PROCHEIN AMI. (Spelled, also, prochein amy and prochain amy). Next friend. As an infant cannot legally sue in his own name, the action must be brought by his prochien ami; that is, some friend (not being his guardian) who will appear as plaintiff in his name. Black's Law Dictionary, Revised Fourth Edition, (1968).
[7] In 1883 § 18 of Article IV of the Maryland Constitution provided:
"It shall also be the duty of said Judges of the Court of Appeals, as soon after their election as practicable, to devise, and promulgate by rules, or orders, forms and modes of framing and filing bills, answers, and other proceedings and pleadings in Equity; and also forms and modes of taking and obtaining evidence, to be used in Equity cases; and to revise and regulate, generally, the practice in the Courts of Equity of this State, so as to prevent delays, and to promote brevity and conciseness in all pleadings and proceedings therein, and to abolish all unnecessary costs and expenses attending the same. And all rules and regulations hereby directed to be made, shall, when made, have the force of Law, until rescinded, changed or modified by the said Judges, or the General Assembly."

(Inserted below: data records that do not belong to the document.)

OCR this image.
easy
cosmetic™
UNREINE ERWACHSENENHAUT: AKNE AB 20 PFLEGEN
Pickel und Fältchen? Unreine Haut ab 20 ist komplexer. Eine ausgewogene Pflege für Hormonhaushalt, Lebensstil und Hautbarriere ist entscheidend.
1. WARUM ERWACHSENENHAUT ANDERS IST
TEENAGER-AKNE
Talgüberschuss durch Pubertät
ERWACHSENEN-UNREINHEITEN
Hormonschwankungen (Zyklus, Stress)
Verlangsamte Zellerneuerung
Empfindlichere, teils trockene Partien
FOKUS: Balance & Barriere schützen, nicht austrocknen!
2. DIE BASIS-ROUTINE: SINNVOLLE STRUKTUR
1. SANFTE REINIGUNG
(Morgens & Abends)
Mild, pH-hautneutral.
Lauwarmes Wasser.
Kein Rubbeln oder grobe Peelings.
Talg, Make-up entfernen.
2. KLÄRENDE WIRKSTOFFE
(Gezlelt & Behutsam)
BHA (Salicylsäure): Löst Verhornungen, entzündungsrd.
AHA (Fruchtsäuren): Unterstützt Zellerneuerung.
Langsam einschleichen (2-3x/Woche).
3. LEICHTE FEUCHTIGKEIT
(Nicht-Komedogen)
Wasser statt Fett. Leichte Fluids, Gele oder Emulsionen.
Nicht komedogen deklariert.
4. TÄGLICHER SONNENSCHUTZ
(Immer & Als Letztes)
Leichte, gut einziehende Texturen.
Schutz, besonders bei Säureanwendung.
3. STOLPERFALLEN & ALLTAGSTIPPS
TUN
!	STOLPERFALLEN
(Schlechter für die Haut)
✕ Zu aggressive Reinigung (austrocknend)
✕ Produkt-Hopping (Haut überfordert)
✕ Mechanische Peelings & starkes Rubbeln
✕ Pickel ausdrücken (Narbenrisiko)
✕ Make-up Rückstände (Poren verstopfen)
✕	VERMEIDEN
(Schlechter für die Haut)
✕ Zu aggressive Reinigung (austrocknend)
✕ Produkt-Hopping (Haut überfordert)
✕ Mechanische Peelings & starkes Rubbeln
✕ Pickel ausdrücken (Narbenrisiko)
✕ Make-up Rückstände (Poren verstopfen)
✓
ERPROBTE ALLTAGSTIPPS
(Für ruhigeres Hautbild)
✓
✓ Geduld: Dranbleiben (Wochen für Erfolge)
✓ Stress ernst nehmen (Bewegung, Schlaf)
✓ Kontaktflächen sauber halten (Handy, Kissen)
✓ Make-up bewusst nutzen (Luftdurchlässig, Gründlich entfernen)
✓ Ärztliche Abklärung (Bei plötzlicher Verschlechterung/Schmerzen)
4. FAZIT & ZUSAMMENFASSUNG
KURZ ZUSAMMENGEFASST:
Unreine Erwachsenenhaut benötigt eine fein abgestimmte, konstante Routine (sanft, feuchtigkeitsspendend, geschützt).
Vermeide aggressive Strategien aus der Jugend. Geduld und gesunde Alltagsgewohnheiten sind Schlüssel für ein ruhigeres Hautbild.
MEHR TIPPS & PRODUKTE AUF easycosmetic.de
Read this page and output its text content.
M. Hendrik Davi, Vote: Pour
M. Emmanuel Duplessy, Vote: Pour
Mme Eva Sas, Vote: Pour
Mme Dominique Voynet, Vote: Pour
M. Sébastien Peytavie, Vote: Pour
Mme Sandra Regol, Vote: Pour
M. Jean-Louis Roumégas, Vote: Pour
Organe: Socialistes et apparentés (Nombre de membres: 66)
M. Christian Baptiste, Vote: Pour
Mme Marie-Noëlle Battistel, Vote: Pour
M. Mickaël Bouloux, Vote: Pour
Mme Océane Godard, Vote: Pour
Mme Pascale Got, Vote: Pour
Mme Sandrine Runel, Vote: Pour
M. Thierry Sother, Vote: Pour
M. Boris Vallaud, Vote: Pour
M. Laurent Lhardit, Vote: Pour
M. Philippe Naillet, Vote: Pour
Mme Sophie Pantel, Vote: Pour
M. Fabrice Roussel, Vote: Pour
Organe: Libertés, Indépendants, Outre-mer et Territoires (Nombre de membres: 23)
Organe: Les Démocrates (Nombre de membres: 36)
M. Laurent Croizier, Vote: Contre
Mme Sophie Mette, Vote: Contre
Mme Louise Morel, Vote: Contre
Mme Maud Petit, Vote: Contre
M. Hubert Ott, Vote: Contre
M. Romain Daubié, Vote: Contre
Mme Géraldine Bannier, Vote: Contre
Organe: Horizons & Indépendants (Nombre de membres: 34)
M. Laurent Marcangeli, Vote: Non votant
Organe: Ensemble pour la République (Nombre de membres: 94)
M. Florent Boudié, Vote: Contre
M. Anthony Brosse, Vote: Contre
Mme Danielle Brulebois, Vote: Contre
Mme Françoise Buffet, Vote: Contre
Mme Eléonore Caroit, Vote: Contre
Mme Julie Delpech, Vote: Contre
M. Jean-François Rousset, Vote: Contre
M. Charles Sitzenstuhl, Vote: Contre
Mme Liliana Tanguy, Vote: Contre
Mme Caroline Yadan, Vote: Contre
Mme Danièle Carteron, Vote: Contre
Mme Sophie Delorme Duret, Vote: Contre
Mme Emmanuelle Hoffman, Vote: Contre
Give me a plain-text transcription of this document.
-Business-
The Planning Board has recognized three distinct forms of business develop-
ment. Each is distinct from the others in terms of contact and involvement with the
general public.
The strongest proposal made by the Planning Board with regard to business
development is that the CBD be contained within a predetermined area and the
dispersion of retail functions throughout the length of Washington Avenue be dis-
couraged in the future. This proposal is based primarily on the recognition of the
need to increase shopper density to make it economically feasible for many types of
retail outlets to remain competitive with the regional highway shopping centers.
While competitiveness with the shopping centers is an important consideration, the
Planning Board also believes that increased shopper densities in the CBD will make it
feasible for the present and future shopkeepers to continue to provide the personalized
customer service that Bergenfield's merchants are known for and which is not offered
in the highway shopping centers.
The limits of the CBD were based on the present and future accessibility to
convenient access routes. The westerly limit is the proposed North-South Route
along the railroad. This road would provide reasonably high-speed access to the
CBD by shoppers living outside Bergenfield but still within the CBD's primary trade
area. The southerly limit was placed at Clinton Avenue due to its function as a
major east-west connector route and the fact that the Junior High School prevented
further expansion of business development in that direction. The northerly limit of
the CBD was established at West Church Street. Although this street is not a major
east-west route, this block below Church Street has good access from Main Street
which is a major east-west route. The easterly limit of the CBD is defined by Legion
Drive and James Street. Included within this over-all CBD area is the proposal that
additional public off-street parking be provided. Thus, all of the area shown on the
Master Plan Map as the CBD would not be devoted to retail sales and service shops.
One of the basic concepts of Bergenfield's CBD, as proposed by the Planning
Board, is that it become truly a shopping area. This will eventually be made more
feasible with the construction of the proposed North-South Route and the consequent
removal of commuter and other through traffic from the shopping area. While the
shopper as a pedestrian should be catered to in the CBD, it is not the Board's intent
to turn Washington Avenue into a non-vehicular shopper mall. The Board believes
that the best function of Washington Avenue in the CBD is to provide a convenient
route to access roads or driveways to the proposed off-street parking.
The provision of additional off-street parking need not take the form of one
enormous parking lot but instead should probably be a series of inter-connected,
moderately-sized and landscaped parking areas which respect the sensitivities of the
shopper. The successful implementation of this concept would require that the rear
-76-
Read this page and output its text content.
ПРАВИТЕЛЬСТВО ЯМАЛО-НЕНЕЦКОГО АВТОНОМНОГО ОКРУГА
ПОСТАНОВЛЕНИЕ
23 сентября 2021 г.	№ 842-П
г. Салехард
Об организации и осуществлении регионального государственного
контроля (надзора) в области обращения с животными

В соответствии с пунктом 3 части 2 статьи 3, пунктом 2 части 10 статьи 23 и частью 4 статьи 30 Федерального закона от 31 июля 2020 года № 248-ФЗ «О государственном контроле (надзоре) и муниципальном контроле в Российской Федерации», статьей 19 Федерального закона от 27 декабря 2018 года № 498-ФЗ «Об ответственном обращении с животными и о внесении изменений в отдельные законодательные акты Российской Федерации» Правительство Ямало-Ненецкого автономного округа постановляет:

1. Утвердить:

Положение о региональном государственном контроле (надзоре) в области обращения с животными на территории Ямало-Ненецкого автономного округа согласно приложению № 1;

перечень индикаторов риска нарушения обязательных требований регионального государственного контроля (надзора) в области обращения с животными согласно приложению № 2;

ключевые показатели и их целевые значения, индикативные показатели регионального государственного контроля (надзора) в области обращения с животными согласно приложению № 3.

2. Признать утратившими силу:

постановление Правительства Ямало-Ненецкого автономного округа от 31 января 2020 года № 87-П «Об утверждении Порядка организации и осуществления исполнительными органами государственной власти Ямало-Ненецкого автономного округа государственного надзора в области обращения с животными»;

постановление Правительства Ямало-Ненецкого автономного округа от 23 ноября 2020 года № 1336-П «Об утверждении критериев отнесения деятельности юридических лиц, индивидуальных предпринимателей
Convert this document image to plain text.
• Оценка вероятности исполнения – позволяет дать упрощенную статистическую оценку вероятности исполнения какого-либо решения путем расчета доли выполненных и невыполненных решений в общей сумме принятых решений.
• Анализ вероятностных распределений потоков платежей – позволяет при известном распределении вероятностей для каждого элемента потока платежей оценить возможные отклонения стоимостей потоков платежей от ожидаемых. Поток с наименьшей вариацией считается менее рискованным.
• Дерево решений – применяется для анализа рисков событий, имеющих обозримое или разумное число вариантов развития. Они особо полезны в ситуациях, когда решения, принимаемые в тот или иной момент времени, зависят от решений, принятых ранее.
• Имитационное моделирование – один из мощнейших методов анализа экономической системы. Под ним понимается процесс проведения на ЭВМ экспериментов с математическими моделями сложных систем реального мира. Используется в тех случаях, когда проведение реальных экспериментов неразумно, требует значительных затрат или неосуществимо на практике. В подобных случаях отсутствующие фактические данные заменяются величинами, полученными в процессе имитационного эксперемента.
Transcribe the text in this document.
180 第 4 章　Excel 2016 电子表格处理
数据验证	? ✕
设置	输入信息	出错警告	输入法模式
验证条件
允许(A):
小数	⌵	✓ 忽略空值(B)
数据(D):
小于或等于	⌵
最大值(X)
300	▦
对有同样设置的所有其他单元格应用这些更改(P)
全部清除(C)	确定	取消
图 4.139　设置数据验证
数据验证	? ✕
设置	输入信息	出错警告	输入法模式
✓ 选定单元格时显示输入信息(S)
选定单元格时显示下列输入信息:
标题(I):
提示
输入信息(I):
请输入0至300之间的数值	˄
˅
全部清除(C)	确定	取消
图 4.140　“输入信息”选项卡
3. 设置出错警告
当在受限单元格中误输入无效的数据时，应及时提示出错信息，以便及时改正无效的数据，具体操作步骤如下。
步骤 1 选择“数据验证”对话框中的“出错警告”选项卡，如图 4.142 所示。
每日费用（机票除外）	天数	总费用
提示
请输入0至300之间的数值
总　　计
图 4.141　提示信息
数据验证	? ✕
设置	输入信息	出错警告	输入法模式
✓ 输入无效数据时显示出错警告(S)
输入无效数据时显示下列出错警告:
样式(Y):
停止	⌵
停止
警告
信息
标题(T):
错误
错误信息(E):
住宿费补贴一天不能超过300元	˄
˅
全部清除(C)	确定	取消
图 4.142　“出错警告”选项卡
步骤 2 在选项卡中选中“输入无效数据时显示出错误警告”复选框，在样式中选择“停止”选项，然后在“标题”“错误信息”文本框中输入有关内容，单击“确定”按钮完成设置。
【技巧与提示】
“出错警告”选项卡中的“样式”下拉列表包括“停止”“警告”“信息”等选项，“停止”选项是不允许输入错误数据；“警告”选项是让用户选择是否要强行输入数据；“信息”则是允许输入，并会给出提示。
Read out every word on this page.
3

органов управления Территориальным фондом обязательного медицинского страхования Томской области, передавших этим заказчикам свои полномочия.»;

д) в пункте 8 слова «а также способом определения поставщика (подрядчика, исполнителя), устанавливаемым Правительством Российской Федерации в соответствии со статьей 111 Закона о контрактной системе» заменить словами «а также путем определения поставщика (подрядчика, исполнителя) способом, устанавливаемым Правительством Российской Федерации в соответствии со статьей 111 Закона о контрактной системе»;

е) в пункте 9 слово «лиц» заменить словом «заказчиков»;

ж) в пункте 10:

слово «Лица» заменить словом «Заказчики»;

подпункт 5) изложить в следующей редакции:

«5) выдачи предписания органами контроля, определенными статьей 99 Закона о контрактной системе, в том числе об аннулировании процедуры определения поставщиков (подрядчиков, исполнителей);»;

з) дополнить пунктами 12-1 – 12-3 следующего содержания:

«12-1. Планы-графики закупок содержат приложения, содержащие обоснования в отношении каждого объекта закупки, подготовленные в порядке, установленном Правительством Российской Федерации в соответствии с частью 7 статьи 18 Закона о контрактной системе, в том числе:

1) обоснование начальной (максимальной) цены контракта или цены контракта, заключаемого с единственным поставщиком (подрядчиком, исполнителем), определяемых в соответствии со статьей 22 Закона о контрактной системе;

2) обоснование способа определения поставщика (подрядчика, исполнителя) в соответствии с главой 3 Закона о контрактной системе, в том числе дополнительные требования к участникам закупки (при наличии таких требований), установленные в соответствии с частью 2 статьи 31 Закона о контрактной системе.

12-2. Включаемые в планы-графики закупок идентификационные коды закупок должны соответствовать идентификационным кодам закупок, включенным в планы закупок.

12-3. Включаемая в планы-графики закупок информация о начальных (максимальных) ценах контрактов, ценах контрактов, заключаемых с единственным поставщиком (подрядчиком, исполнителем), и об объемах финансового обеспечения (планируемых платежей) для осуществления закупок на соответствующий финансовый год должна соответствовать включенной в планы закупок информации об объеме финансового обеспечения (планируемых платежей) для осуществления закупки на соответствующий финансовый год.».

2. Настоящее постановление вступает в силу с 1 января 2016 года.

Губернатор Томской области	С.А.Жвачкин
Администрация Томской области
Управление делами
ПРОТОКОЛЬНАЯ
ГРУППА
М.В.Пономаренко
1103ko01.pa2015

[8] Md.Code (1888) Art. 16, § 125 provided:
"All infants and other persons under any disability to sue, may sue by their guardian or committee, if any, or by their prochein ami; subject, however, to such orders as the court or judge thereof may direct for the protection of infants and other persons; but before the name of any person shall be used in any suit to be instituted, as next friend of any infant or other party, or as relator in any information, such person shall sign a written authority to the solicitor for that purpose, and such authority shall be filed with the bill or other proceeding."
[9] The facts of this case do not implicate Md.Code (1974, 1989 Repl. Vol.), § 6-405 of the Courts and Judicial Proceedings Article.